Taking hard decisions and then delivering better is a daunting task. What Bach looks forward is simply this only. Even he is eyeing on all options, and one of them could be planning the games just before the start of the Japanese summer season.

At this gloomy scenario, mixed feelings are being aired by sportspersons all around the world. This deferring may lead to an end of the active careers of our time. Because some of the greats, like Michel Phelps, who have been named as the most decorated athlete in Olympic history, is now talking about the “mental health” of the players across the world. To him the postponement is nothing but a “total bamboozle” so to say. Yes it’s true. Many of them would be suffering from high levels of depression.

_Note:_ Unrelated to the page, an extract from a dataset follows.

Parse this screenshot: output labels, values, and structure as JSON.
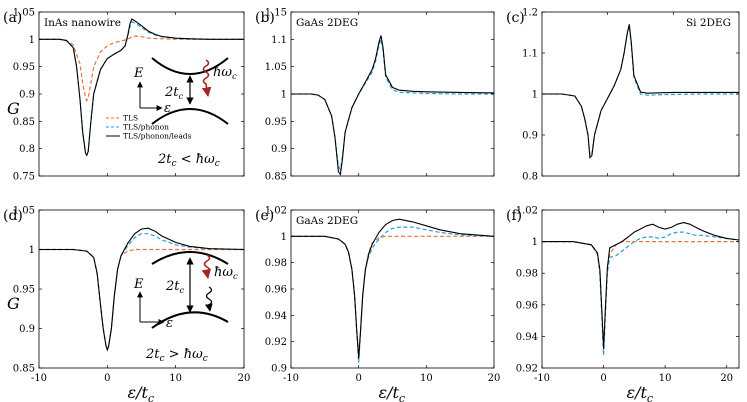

Certainly apart from ones who are purely garrulous, we must understand the depth and impact of the Covid-19. Postponing at this moment is not a gaffe; it is absolutely a wise decision.

Fighting this pandemic is like a countering a “Third World War”, but without arms and ammunition. The last two World Wars had witnessed the pouring of large sums of money, muscle power and sophisticated weapons, including the most deadly atomic bombs. But then still we are all looking for an opportunity to fight, though not a real war, but of course a virtual one. Days of sabre-rattling have gone. A real and extremely poisonous threat in the form of Covid-19 has taken a toll on humanity for now.

Keeping the global preparedness in mind, we all must realise the fact that we need a robust strategy, particularly public health emergency to handle such epidemics. Life certainly comes first; thus creating kerfuffle around such crisis would only lead to more panic among the commoners. The global sports community must be really hopeful that this pandemic will teach all of us a strong lesson to usher into a Tokyo 2021 with renewed vigour and conviction.